2. Conviction — Confession — Corroboration — Evidence — Corpus Delicti. A conviction of crime cannot be upheld where it is based upon the uncorroborated confession of the person accused; there must be evidence of the corpus delicti apart from the statements contained in the confession.
Error to the District Court of Larimer County, Hon. Dale E. Shannon, Judge.
Mr. WILLIAM L. RICE, for plaintiff in error.
Mr. DUKE W. DUNBAR, Attorney General, Mr. FRANK E. HICKEY, Deputy, Mrs. AUREL M. KELLY, Special Assistant, for defendant in error.
AN information in three counts was filed in the district court of Larimer County against the plaintiff in error, hereinafter referred to as defendant, in which it was alleged that on January 10, 1961, he committed the crimes of statutory rape, incest, and taking indecent liberties with the person of a child under the age of sixteen years. The three charges involve the same child and single incident. The defendant entered a plea of not guilty, waived a jury trial, was found guilty on all three counts by the court, and was sentenced to terms in the penitentiary which were to run concurrently.
As grounds for reversal of the judgments it is argued, inter alia, that there was no evidence presented upon the trial that any of the crimes alleged to have been committed by the defendant in fact occurred, except the statements and confession of the defendant with regard thereto, and that said statements and confession were not in any particular whatever corroborated by any other evidence admitted upon the trial.
The pertinent time table of events is as follows:
Date of alleged crimes, January 10, 1961. Date of oral confession, February 2, 1962. Date of written confession, February 3, 1962. Information filed, February 6, 1962.
On May 28, 1961, Jerra Lee Owen, the fifteen-year-old daughter of the defendant, was found dead in her bed in the home of the defendant. She had been raped and beaten. The testimony established the cause of death to be cerebral hemorrhage and shock inflicted by some person who committed the rape. The evidence was that she died at approximately 1:30 A.M., May 28, 1961. The deceased child is the same person named as the victim in the information in this case.

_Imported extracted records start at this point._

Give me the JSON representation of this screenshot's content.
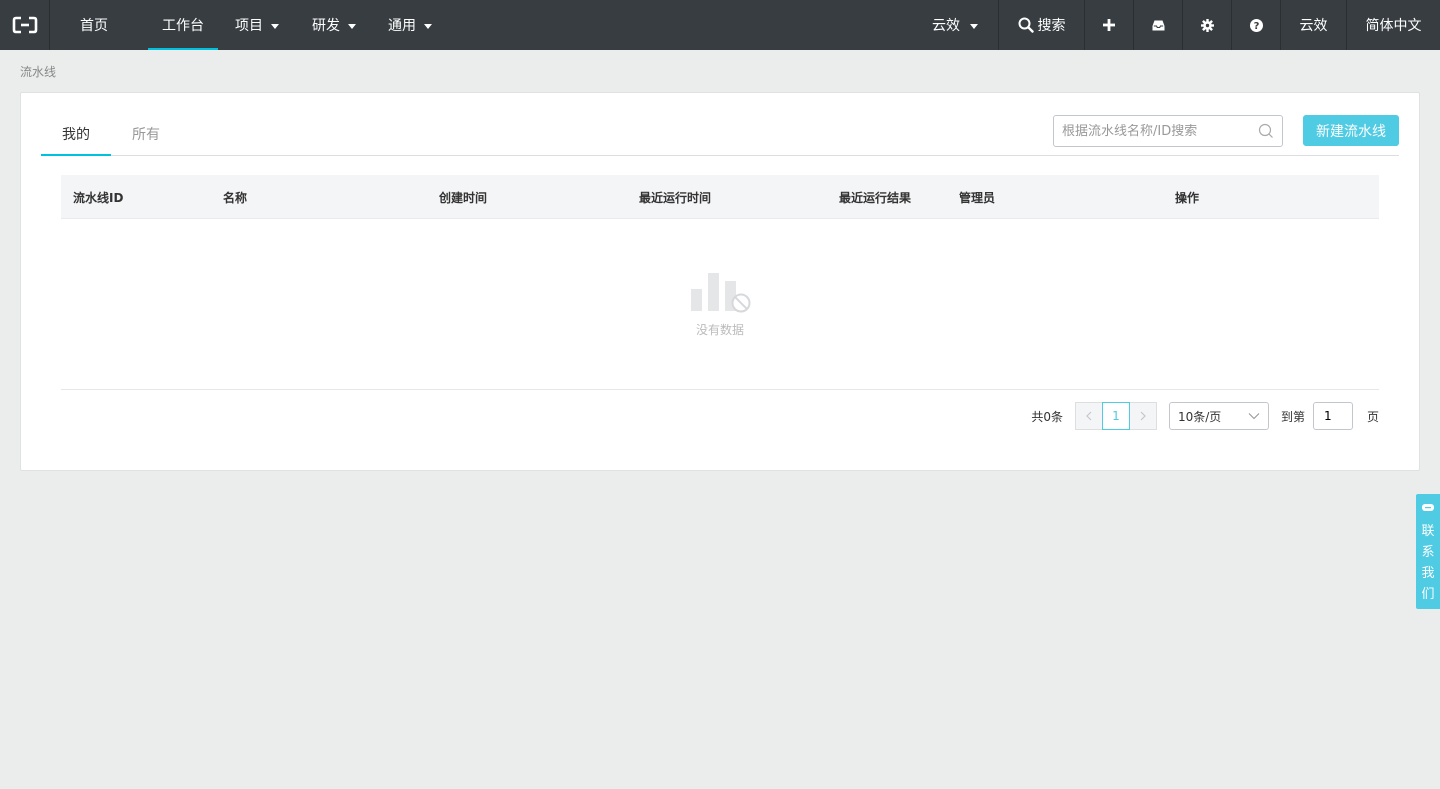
{
  "nav": {
    "items": [
      {
        "label": "首页"
      },
      {
        "label": "工作台"
      },
      {
        "label": "项目"
      },
      {
        "label": "研发"
      },
      {
        "label": "通用"
      }
    ],
    "org": "云效",
    "search": "搜索",
    "yun": "云效",
    "lang": "简体中文"
  },
  "breadcrumb": "流水线",
  "tabs": [
    {
      "label": "我的"
    },
    {
      "label": "所有"
    }
  ],
  "search": {
    "placeholder": "根据流水线名称/ID搜索"
  },
  "new_button": "新建流水线",
  "table": {
    "columns": [
      "流水线ID",
      "名称",
      "创建时间",
      "最近运行时间",
      "最近运行结果",
      "管理员",
      "操作"
    ],
    "empty_text": "没有数据"
  },
  "pagination": {
    "total": "共0条",
    "current_page": "1",
    "page_size": "10条/页",
    "goto_label": "到第",
    "goto_value": "1",
    "page_unit": "页"
  },
  "contact": "联系我们",
  "colors": {
    "accent": "#00c1de",
    "button": "#4fcbe3",
    "topbar": "#373d41"
  }
}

The record before us does not disclose what happened in the way of investigation by the authorities immediately following the discovery of the body of the said child.

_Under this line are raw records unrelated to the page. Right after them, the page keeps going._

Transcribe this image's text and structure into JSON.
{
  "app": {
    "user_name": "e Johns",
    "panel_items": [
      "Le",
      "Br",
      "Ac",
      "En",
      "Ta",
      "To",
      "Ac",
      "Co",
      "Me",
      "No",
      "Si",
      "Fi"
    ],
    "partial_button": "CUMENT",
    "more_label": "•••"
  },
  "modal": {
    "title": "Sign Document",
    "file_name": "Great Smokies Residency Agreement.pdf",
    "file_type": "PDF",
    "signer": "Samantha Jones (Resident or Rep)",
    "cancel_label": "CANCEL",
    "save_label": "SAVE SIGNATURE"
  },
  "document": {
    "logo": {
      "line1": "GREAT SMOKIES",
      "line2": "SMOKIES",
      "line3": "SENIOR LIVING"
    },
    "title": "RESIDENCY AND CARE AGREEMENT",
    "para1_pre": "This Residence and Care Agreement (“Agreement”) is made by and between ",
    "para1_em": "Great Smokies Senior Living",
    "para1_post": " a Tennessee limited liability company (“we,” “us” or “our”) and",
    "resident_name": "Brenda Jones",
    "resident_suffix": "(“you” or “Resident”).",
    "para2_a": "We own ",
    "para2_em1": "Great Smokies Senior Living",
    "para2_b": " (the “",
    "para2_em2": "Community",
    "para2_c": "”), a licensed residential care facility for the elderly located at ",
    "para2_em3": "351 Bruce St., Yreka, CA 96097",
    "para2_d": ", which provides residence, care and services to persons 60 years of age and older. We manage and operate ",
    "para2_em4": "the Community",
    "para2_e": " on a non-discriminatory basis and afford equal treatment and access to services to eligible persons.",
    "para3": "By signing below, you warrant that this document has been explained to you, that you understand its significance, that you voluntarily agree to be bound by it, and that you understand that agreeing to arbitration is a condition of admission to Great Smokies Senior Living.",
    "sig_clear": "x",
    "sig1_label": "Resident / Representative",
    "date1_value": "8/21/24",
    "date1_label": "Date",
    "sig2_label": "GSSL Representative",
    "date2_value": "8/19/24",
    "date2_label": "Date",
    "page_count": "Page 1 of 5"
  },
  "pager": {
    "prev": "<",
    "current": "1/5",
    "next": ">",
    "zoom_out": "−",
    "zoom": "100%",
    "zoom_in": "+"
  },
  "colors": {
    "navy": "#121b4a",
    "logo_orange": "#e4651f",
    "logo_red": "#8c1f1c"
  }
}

In October 1961 a change in the administration of the local police department took place, and a new investigation of the homicide was undertaken. The defendant submitted to three separate polygraph tests conducted by the Denver police department pursuant to the request of Larimer county investigating officers. During the period of time covered by these tests the defendant was informed by the examiners that they were getting "reactions" which indicated he was not telling the whole truth and that they could not clear him of the murder unless he could explain those reactions. Thereupon the defendant made a statement that on three different occasions he had sexual intercourse with his daughter (the deceased), the last of which took place in January 1961. The statement first made orally was thereafter reduced to writing and signed by the defendant. The information in this case was thereupon filed and was based entirely upon the statement of the defendant that the last act took place in January 1961.
No evidence other than the confession was offered to prove that any crime was committed as alleged in the information.
[1, 2] It has long been well established law that an extrajudicial confession without corroboration is not sufficient to sustain a conviction of crime. The most recent pronouncement of this court on this subject will be found in Meredith v. People, 152 Colo. 69, 380 P.2d 227. In that opinion we quoted with approval from Downey v. People, 121 Colo. 307, 215 P.2d 892, the following:
"It is true that a conviction of crime cannot be upheld where it is based upon the uncorroborated confession of the person accused. There must be evidence of the corpus delicti apart from the statements contained in the confession."
Reference to numerous other decisions would unnecessarily lengthen this opinion. In the case at bar the only evidence tending to establish the commission of any crime charged in the formation is the confession of the accused. This is not sufficient.
The judgment is reversed and the cause remanded with directions to dismiss the action and discharge the defendant from custody.